Rome Opera Tickets




    La Traviata, Baths of Caracalla

    La Traviata, Baths of Caracalla

    Giuseppe Verdi’s La Traviata, the tale of a doomed love affair between a young nobleman and a courtesan, is widely recognised as a masterpiece of musical theatre. Unusual in its time for being a tragedy that did not resort to historical subject matter for grand dramatic effect, this superb work continues to draw operagoers from all over the world.

    Violetta, the fallen woman of the title, is first presented as the archetypal party girl, loose with her morals and her men. Contradicting what we might assume about such a woman, when Alfredo becomes besotted with her, she in turn falls in love with him.

    Moving from the city to the country to be with Alfredo, Violetta sacrifices her independence and place in society. Giorgio, Alfredo’s father, berates Violetta for the shame he has brought upon his family and demands that she ends their relationship when in truth it is only her money that is keeping Alfredo from financial ruin.
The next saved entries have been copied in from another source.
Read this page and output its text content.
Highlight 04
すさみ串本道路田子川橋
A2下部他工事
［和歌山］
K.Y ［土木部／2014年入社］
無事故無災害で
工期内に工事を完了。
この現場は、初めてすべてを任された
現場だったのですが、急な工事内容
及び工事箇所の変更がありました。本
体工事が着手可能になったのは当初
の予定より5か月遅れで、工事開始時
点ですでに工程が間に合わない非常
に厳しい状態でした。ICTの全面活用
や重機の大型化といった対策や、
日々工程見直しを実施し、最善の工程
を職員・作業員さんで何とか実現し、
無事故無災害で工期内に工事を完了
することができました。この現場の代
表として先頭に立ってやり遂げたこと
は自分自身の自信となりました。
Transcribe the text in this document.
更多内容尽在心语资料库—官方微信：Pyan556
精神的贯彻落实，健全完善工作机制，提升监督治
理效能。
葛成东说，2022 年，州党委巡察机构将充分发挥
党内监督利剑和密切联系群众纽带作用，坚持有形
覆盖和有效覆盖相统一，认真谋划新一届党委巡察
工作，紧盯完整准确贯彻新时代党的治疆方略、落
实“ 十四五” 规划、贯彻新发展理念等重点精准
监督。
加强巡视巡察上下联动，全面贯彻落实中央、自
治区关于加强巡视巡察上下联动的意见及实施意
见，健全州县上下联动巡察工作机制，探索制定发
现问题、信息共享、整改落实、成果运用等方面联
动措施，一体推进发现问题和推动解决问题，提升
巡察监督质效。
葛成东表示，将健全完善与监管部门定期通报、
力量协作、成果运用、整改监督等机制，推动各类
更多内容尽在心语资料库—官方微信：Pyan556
    She does as Giorgio asks and Alfredo, discovering that Violetta has gone, assumes she has abandoned him for her old way of life. When he finds her, he flies into a rage, throwing money at Violetta for her ‘services’. Giorgio, who now realises he has misjudged Violetta, scorns his son’s contemptible behaviour.

    La Traviata was inspired by Alexandre Dumas’ La Dame aux camélias, a play based on a real-life ‘lady of pleasure’, Marie Duplessis. Verdi’s source material provided him with the means to create rounded characters who develop during the course of the drama and whom audiences can invest in and care about.
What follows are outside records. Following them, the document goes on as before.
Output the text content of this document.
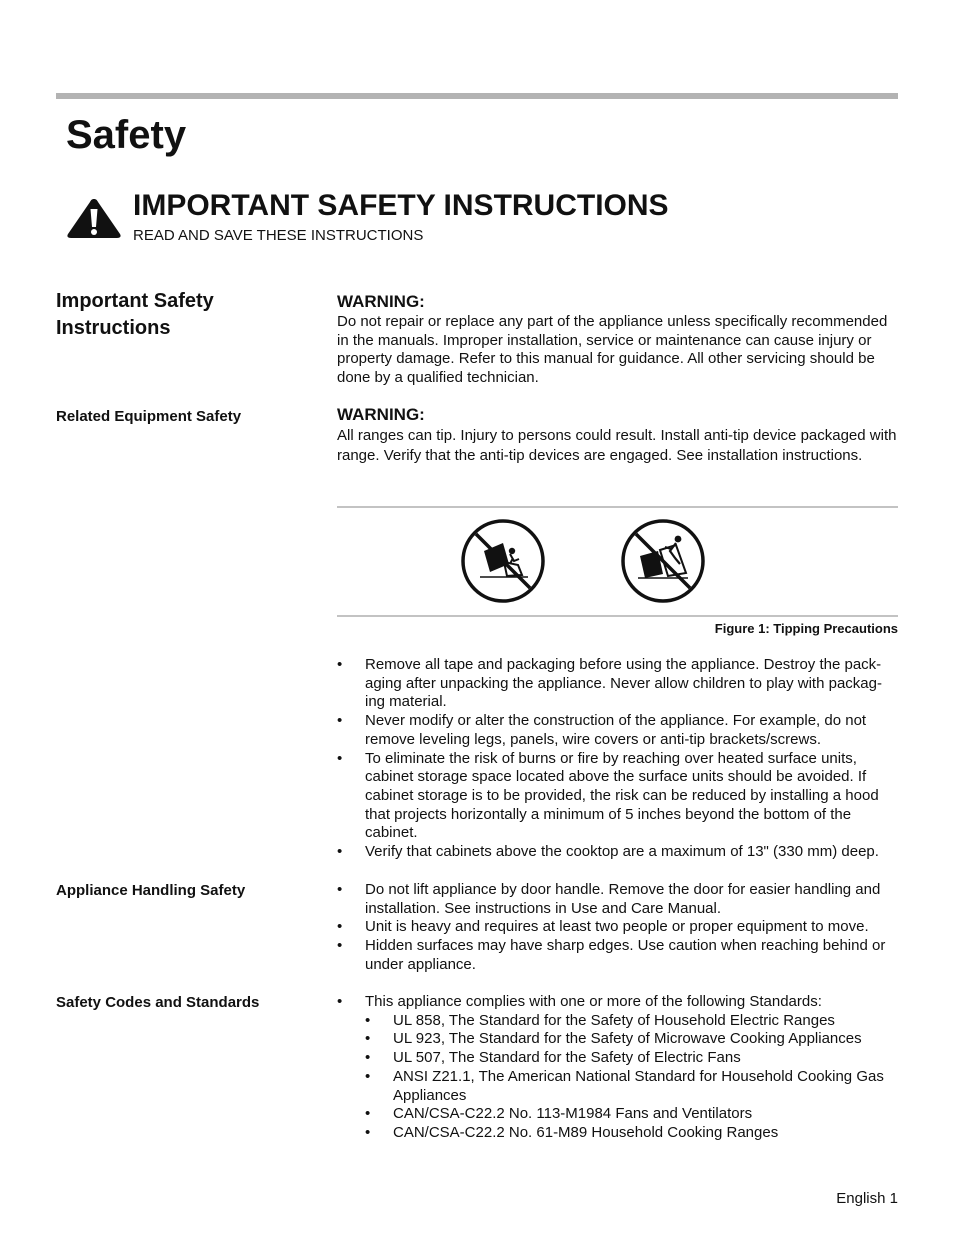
Safety
IMPORTANT SAFETY INSTRUCTIONS
READ AND SAVE THESE INSTRUCTIONS
Important Safety Instructions
WARNING:
Do not repair or replace any part of the appliance unless specifically recommended in the manuals. Improper installation, service or maintenance can cause injury or property damage. Refer to this manual for guidance. All other servicing should be done by a qualified technician.
Related Equipment Safety	WARNING:
All ranges can tip. Injury to persons could result. Install anti-tip device packaged with range. Verify that the anti-tip devices are engaged. See installation instructions.
Figure 1: Tipping Precautions
• Remove all tape and packaging before using the appliance. Destroy the pack-aging after unpacking the appliance. Never allow children to play with packag-ing material.
• Never modify or alter the construction of the appliance. For example, do not remove leveling legs, panels, wire covers or anti-tip brackets/screws.
• To eliminate the risk of burns or fire by reaching over heated surface units, cabinet storage space located above the surface units should be avoided. If cabinet storage is to be provided, the risk can be reduced by installing a hood that projects horizontally a minimum of 5 inches beyond the bottom of the cabinet.
• Verify that cabinets above the cooktop are a maximum of 13" (330 mm) deep.
Appliance Handling Safety	• Do not lift appliance by door handle. Remove the door for easier handling and installation. See instructions in Use and Care Manual.
• Unit is heavy and requires at least two people or proper equipment to move.
• Hidden surfaces may have sharp edges. Use caution when reaching behind or under appliance.
Safety Codes and Standards	• This appliance complies with one or more of the following Standards:
• UL 858, The Standard for the Safety of Household Electric Ranges
• UL 923, The Standard for the Safety of Microwave Cooking Appliances
• UL 507, The Standard for the Safety of Electric Fans
• ANSI Z21.1, The American National Standard for Household Cooking Gas Appliances
• CAN/CSA-C22.2 No. 113-M1984 Fans and Ventilators
• CAN/CSA-C22.2 No. 61-M89 Household Cooking Ranges
English 1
    Premiered at the Teatro la Fenice in Venice on 6 March 1853, and destined this season for Rome’s breathtaking Baths of Caracalla, Verdi never saw La Traviata staged in the contemporary setting he had hoped for. The censors feared that doing so would cause a scandal. Fortunately, their decision did not detract from the care with which he scored the drama. From the first note to the last, the music matches to perfection both the story and the emotional journey of its protagonists.

    Verdi may have been disappointed that his new opera was not presented as a document of the times he lived in, but the appeal of La Traviata lies in something more fundamental than props and costumes. Its universal message – that we should value people for who they truly are rather than base our opinions on appearance alone – is as relevant for us today as it would have been for those who first saw it in the middle of the nineteenth century.